Non è un blitz come gli altri. Perché dentro questa operazione antimafia, che colpisce ancora una volta il cuore delle Preserre vibonesi, c’è una storia rimasta sospesa per quattordici anni. E c’è un nome che torna, pesante: Filippo Ceravolo.

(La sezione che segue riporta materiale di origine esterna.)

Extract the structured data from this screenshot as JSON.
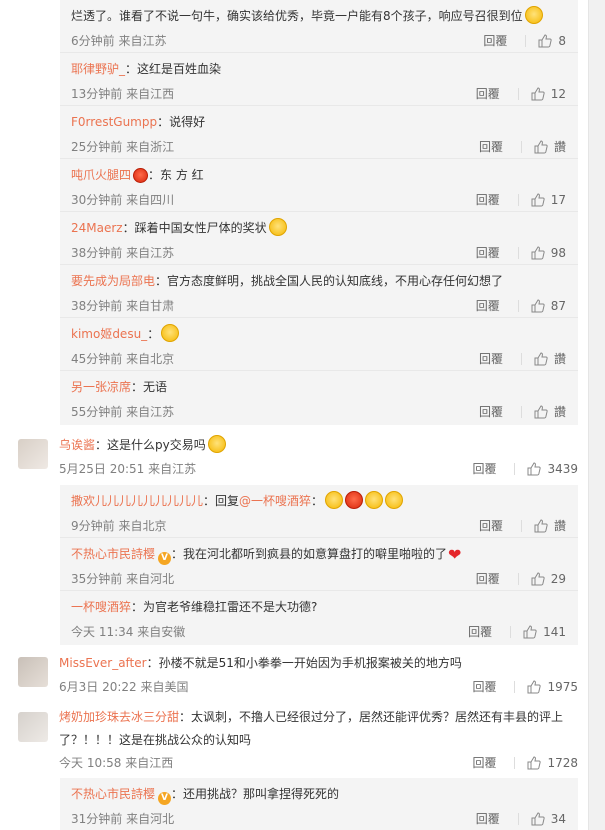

Soriano epicentro del blitz
Nella mattinata odierna i Carabinieri del Comando provinciale di Vibo Valentia, con il supporto dello Squadrone Eliportato Cacciatori “Calabria” e dell’8° Nucleo Elicotteri, hanno dato esecuzione a un provvedimento cautelare emesso dal Gip del Tribunale di Catanzaro su richiesta della Direzione distrettuale antimafia. L’operazione si è sviluppata in più territori — dalle province calabresi fino a Torino, Sassari, Teramo, Terni e Viterbo — e ha riguardato 15 indagati, cinque dei quali già detenuti. Le accuse, a vario titolo, sono pesanti: associazione mafiosa, omicidio, tentato omicidio, estorsione aggravata dal metodo mafioso, detenzione e porto illegale di armi. Dopo i Maiolo di Acquaro e gli Emanuele-Idà di Gerocarne, questa volta l’epicentro investigativo si sposta su Soriano Calabro, con un colpo diretto ai vertici del clan Loielo.
I presunti killer di Filippo Ceravolo nella rete
Ma il dato che segna un punto di svolta è un altro. Tra gli omicidi ricostruiti dagli inquirenti c’è anche quello di Filippo Ceravolo, il 19enne ucciso la sera del 25 ottobre 2012 a Pizzoni, in località Calvario. Una vicenda che per anni è rimasta sospesa tra dolore e mancanza di verità. Secondo quanto emerge dagli atti dell’inchiesta “Jerakarni” della Dda di Catanzaro, gli investigatori hanno dedicato un intero capitolo a quell’agguato. Un omicidio maturato nel contesto della faida tra i clan Emanuele-Idà e Loielo. Filippo non era il bersaglio. Il vero obiettivo dei killer, secondo la ricostruzione investigativa, era Domenico Tassone, arrestato proprio nei giorni scorsi nell’operazione condotta dalla Polizia di Stato sempre sotto il coordinamento della Direzione distrettuale antimafia.
L’agguato era stato pianificato con cura maniacale. Secondo le ipotesi accusatorie Nicola Ciconte e Bruno Lazzaro, avrebbero avuto il compito dei cosiddetti “specchietti”, ovvero l’avvistamento del bersaglio. A bordo di una Fiat Punto di colore grigio, avrebbero atteso il passaggio dell’autovettura su cui viaggiava Tassone, segnalando al gruppo di fuoco il momento dell’esecuzione con tre colpi di clacson. A sparare sarebbe stato Alessandro Nesci Giovanni, classe 1990, il solo per il quale il gip ha ritenuto sussistere la gravità indiziaria di colpevolezza idonea alla misura cautelare. L’arma utilizzata era un fucile da caccia a canna lunga a carica multipla: un errore nell’uso del mezzo di esecuzione trasformò l’agguato in una tragedia collaterale. A perdere la vita non fu Tassone — rimasto ferito solo lievemente — ma Filippo Ceravolo, completamente estraneo a qualsiasi contesto criminale, colpevole unicamente di aver accettato un passaggio dall’uomo designato come bersaglio per andare a trovare la propria fidanzata.
I nomi coinvolti nell’inchiesta
Sono invece 15 i destinatari della misura cautelare in carcere eseguita all’alba dai carabinieri su disposizione del gip di Catanzaro, su richiesta della Dda. Tra questi figurano Francesco Alessandria (56 anni, Sorianello), Salvatore Callea (59 anni), Enza Ciconte (32 anni, Gerocarne), Nicola Ciconte (37 anni, Sorianello), Bruno Lazzaro (38 anni, Chivasso), Cristian Loiello (36 anni, Sant’Angelo di Gerocarne), Rinaldo Loielo classe 1995 (31 anni), Rinaldo Loiello classe 1991 (35 anni), Valerio Loielo (32 anni), Giovanni Nesci (29 anni, Sorianello), Giovanni Alessandro Nesci (36 anni, Sorianello), Filippo Pagano (35 anni, Roma) e Marianna Raimondo (54 anni, Gerocarne), mentre altri soggetti risultano già detenuti al momento dell’esecuzione del provvedimento.